Barlasch scratched his head without ceremony, and fell into a long train of thought.
“Do you know what I think?” he said at length. “I think that De Casimir was not ill at all—any more than I am; I, Barlasch. Not so ill, perhaps, as I am, for I have an indigestion. It is always there at the summit of the stomach. It is horse without salt.”
He paused and rubbed his chest tenderly.
“Never eat horse without salt,” he put in parenthetically.
“I hope never to eat it at all,” answered Desiree. “What about Colonel de Casimir?”
He waved her aside as a babbler who broke in upon his thoughts. These seemed to be lodged in his mouth, for, when reflecting, he chewed and mumbled with his lips.
“Listen,” he said at length. “This is De Casimir. He goes to bed and lets his beard grow—half an inch of beard will keep any man in the hospital. You nod your head. Yes; I thought so. He knows that the viceroy, with the last of the army, is at Thorn. He keeps quiet. He waits in his roadside inn until the last of the army has gone. He waits until the Russians come, and to them he hands over the Emperor's possessions—all the papers, the maps, the despatches.
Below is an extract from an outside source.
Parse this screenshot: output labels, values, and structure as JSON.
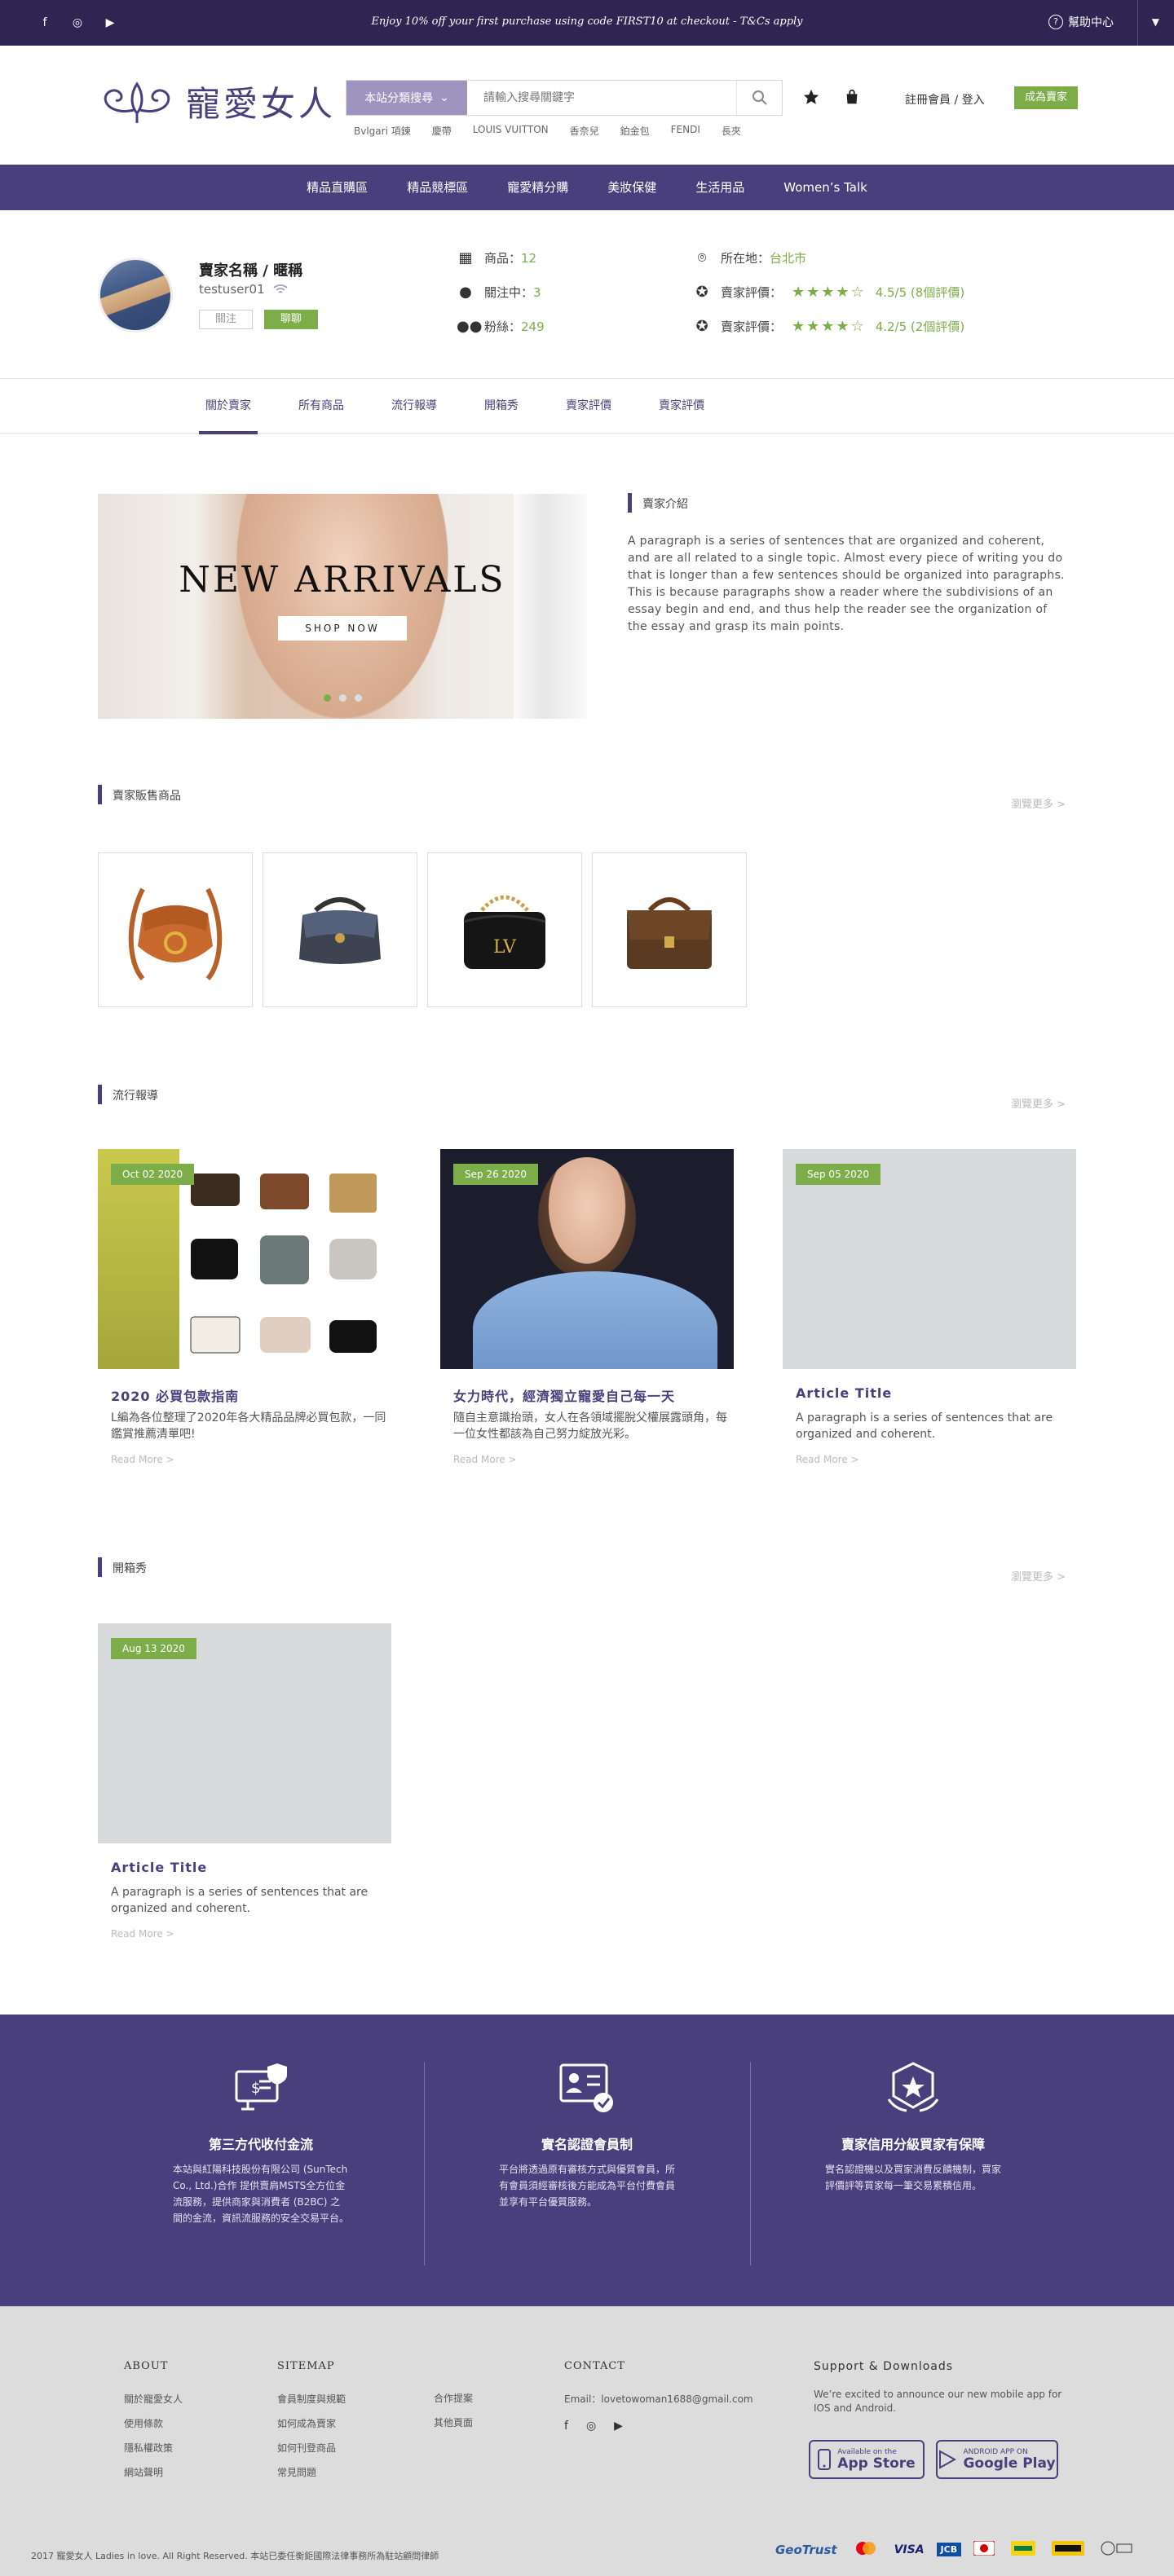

For that he will be rewarded by the Emperor Alexander, who has already promised pardon to all Poles who have taken arms against Russia and now submit. De Casimir will be allowed to retain his own baggage. He has no loot taken at Moscow—oh no! Only his own baggage. Ah—that man! See, I spit him out.”
And it is painful to record that he here resorted to graphic illustration.
“Ah!” he went on triumphantly, “I know. I can see right into the mind of such a man. I will tell you why. It is because I am that sort of man myself.”
“You do not seem to have been so successful—since you are poor,” said Desiree, with a laugh.